Mentally intrusive spells like know alignment and ESP are frowned upon (except as used by proper authorities hunting lawbreakers), and “mischievous” spells like invisibility are also disliked. Spells damaging a wide area (for example, fireball ) bring a prosecution for property damage and any other applicable side offense. Of course, spells cast to aid city officials or prevent the destruction of a large part of the city will be better regarded. It’s up to the judges.

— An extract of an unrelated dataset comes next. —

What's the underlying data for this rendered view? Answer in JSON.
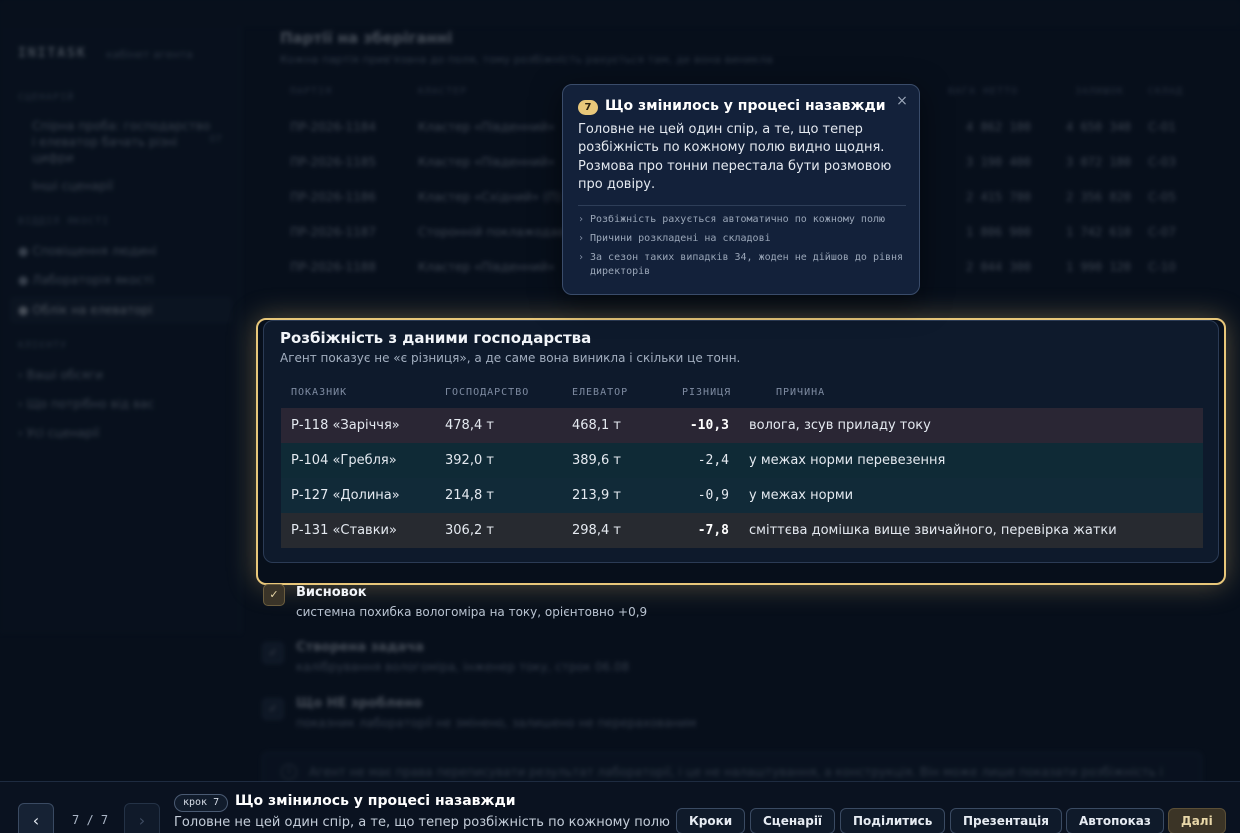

Smuggling is a way of life in Greyhawk, but some items are strongly banned and looked down upon by many, even criminals. Evil magical items, dangerous monsters, cursed items, poisons, and any other items or creatures that could conceivably bring harm to the city’s inhabitants in a significant way are cast together as dangerous contraband, and possession of any of this material is a major crime. Of course, the Guild of Assassins manages to get around this law in various ways, so long as none of the guild members displays any of these items openly and foolishly.
This occupies and odd place in the city. There is a guild of Prostitutes that operates under the strict rules of the city government in relation to health and welfare of the members. It is a fairly new creation used to curb the illegal prostitution. Illegal prostitution is still alive and well because it makes everyone (including prostitutes) more money, although at expense of the workers well being.
The guild is under fire from some crime families who want it to fail. And these families have been active in making it not worth a girl’s time to be in the guild. But the guild still struggles toward respectability even though the lower prices, higher pay and other factors keep the illegal trade alive despite the deplorable condition in some illegal systems.